A more conciliatory tone about contract negotiations
Lost in the hubbub yesterday caused by the resignation of School Reform Commission member Heidi Ramirez were signals from Superintendent Arlene Ackerman that she is taking a more conciliatory tone in negotiations with the Philadelphia Federation of Teachers.
Ackerman has said she wants full site-based selection of teachers, a longer day and year, and control of most teacher preparation time. Under the law that gave the state control over the District, she can impose those terms. In the past, Ackerman has made it clear that she is prepared the so-called "nuclear option."
The SRC has the power to dictate teacher assignment, lengthen the school day and year, and regulate the use of teacher time, among other things.
She is also looking to establish some kind of "strategic compensation," or pay-for-performance. The District must still negotiate compensation or benefits.
At a press availability following the SRC meeting on Wednesday, Ackerman said that the District and PFT negotiating teams have been meeting two or three times a week and are "making progress."
"I've been really pleased that on some of these tough issues, the PFT has been willing to engage in discussions with the District," she said. Asked whether she was prepared to use the so-called "nuclear option" and impose terms, she replied that "right now, we're just concentrating on trying to get some collaboration around these issues and not even go there yet. Maybe we can get there without even having to think about that because we are talking.... Nothing is off the table."
Although the PFT contract expires on Aug. 31, it is unlikely an agreement will be reached by then -- because, Ackerman also pointed out, serious talks about salaries and benefits can't occur until the state has adopted a budget, giving the District a clear financial picture. And that may not happen until well into September. "There's a lot hinging on when the budget is finalized," she said.
Last week, PFT president Jerry Jordan sent a letter to members outlining the District's proposals and saying they would "weaken your voices in your schools and workplaces, limit your professional opportunities, and eliminate all traditional transfers, replacing them with site selection and arbitrary administrative assignment." He characterized the District's proposals as focusing on "unilateral control, not quality education."
Jordan's letter also said that "the task of improving our public schools takes shared vision, shared responsibility and shared accountability. It requires reform done with us, not to us, as the Obama administration has said."

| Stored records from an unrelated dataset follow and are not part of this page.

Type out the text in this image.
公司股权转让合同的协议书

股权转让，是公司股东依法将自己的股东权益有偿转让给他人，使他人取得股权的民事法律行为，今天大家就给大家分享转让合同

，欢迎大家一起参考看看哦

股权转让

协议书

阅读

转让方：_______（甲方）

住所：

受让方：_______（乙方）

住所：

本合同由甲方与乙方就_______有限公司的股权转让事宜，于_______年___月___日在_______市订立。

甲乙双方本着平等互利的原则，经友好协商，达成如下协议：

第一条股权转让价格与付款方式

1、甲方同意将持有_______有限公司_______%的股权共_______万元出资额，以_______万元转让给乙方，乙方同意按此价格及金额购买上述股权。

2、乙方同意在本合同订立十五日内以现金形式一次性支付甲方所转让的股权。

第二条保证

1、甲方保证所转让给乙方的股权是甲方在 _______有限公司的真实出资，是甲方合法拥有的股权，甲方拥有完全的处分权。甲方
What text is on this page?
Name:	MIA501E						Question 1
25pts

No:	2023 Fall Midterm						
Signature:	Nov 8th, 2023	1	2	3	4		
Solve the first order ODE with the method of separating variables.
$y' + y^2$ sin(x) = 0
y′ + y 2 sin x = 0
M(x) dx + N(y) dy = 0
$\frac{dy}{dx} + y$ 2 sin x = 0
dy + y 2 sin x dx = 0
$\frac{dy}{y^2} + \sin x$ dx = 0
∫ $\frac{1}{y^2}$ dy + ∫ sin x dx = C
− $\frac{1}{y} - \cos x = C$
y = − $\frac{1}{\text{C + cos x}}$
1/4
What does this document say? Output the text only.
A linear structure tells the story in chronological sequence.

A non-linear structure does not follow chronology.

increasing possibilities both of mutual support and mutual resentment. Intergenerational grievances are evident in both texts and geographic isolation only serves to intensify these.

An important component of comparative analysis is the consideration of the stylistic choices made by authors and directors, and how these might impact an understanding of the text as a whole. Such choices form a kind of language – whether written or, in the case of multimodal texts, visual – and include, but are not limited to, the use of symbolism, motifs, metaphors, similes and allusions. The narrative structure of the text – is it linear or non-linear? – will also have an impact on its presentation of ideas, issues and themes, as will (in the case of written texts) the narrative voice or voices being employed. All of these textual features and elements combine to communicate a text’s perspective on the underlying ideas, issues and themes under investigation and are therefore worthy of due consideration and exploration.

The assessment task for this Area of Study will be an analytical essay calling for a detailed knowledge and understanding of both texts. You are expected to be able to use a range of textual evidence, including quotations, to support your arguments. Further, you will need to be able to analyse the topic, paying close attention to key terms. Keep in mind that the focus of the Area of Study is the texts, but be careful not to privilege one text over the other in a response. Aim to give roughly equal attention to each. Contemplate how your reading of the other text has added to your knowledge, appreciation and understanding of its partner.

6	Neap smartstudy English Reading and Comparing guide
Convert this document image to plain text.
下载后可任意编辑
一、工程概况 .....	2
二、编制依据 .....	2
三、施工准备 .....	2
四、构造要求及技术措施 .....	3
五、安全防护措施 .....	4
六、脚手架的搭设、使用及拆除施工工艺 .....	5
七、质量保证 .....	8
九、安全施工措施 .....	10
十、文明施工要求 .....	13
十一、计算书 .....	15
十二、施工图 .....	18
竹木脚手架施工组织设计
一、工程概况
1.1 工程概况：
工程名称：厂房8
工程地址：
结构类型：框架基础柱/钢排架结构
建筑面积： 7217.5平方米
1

He is right about that, and maybe Ackerman and the SRC are coming to realize -- as did her predecessors -- that imposing terms on a reluctant or even hostile union will not get the District where it wants to go. Notebook board member Ron Whitehorne, a longtime teacher, observed that the administration, "instead of assuming it has an exclusive franchise on what children and schools need, should seek to engage teachers in the work of reform." He cautioned that the nuclear option also raises the specter of job actions by teachers and a buildup of teacher resentment that can only hurt student learning.
There are many activist groups in the city, some that include teachers themselves, who realize a need for reshaping the teachers' contract in significant ways. But let's hope that both sides recognize that it needs to be done collaboratively and not by fiat.